Lmao she got what I call Treated. Doubt it woulda rubed off unless u inclosed her in a box with ur buds 24 hrs+ but ya careful who u tell about your little secret. I get majorly paranoid if ppl find out about my hobby and I'm legal, to bad the law dosent mean s#~+ to some folks and females will get jelous, they won't call the law when you piss them off they cut your girls right down.


----------



## Lemon Jack (Sep 27, 2011)

:yeahthat:

You really bring a girl home and the first thing you tell her is you grow pot. .. . . .  Good luck in your future.


----------



## Hick (Sep 27, 2011)

:confused2:.. preposterous
...."possibly"..IF both were confined to a very small area (shoe box) for an extended period of time (days)... 
that said, my X uses copious amounts of some "musk". I can smell her for two blocks, and it produces a reaction similar to nekked pictures of Janet Reno....


----------



## KBM (Sep 27, 2011)

Im confused to what your post means.
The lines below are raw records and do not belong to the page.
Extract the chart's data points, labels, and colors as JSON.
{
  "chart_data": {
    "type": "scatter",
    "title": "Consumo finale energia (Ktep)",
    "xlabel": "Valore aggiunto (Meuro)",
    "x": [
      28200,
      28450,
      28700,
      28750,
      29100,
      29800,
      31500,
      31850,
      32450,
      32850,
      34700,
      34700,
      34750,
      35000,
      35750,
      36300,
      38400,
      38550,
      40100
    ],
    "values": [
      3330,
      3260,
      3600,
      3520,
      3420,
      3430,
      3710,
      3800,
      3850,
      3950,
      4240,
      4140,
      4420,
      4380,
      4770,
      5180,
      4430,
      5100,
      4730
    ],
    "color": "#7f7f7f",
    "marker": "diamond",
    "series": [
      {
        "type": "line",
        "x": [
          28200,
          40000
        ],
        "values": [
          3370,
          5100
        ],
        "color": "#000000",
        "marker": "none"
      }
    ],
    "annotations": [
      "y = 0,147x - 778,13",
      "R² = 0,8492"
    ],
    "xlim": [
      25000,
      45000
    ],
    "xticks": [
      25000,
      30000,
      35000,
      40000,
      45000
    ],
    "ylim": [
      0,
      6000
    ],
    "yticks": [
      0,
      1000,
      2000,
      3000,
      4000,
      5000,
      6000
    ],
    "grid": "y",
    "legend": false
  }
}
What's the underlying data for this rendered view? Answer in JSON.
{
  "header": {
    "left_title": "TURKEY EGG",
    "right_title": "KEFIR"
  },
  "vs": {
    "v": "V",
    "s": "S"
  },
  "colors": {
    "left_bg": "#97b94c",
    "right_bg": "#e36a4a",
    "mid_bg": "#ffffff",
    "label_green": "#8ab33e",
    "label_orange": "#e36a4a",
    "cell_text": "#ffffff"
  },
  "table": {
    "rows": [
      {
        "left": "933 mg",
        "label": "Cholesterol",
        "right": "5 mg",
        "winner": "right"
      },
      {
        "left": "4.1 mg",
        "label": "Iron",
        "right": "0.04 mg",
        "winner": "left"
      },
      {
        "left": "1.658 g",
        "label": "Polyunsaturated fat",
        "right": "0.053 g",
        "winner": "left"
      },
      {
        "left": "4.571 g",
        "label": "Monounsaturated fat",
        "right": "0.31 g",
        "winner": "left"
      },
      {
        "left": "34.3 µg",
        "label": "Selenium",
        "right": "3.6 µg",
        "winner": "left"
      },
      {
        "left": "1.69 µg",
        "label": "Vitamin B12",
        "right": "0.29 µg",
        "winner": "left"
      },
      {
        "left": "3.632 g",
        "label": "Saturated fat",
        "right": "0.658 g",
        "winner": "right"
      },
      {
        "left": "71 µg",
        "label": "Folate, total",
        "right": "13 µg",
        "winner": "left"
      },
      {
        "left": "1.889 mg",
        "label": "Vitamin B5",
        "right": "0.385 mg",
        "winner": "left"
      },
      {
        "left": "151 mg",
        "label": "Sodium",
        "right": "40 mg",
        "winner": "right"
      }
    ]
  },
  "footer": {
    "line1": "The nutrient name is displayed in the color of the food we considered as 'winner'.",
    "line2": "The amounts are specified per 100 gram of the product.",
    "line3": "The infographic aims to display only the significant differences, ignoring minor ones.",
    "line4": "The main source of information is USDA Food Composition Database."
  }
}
A good smelling lady came over and you asked her to leave because you were afraid she would taint the smell of your drying buds??? I doubt it unless you stuck her in the mason jar with the nugs to cure.


----------



## ston-loc (Sep 27, 2011)

Hick said:
			
		

> :confused2:.. preposterous
> ...."possibly"..IF both were confined to a very small area (shoe box) for an extended period of time (days)...
> that said, my X uses copious amounts of some "musk". I can smell her for two blocks, and it produces a reaction similar to nekked pictures of Janet Reno....



:rofl:


----------



## bho_expertz (Sep 27, 2011)

Honestly FUM ... First you bang and only after you show the exit :doh:


----------



## Rosebud (Sep 27, 2011)

Hick said:
			
		

> :confused2:.. preposterous
> ...."possibly"..IF both were confined to a very small area (shoe box) for an extended period of time (days)...
> that said, my X uses copious amounts of some "musk". I can smell her for two blocks, and it produces a reaction similar to nekked pictures of Janet Reno....



:rofl::rofl::rofl: that is funny right there.


----------



## tcbud (Sep 27, 2011)

And I always thought it was carrying around your reefer in your stinky parfumey purse that made your reefer smell/taste like old toilet water bottles.

I think you owe her an apology.


----------



## Hick (Sep 28, 2011)

tcbud said:
			
		

> And I always thought it was carrying around your reefer in your stinky parfumey purse that made your reefer smell/taste like old toilet water bottles.
> 
> I think you owe her an apology.



the absolute worst thing, must be those drier sheets... they DO permeate the product when used to 'mask' the odors in transport.


----------



## Roddy (Sep 28, 2011)

Put the bong down and back away....slowly, so as not to hurt yourself! :rofl: :rofl:


----------



## Dr.Drow (Sep 28, 2011)

Hick said:
			
		

> the absolute worst thing, must be those drier sheets... they DO permeate the product when used to 'mask' the odors in transport.


 ewww yes, ive tryed masking the odor via dryer sheets before. HUGE mistake, putting buds in direct contact with dryer sheets does more then mask the odor. it magicly transforms your perfectly good meds into some unknown herb that I would never smoke again in, fear of causing irreversable damage to my lungs.


----------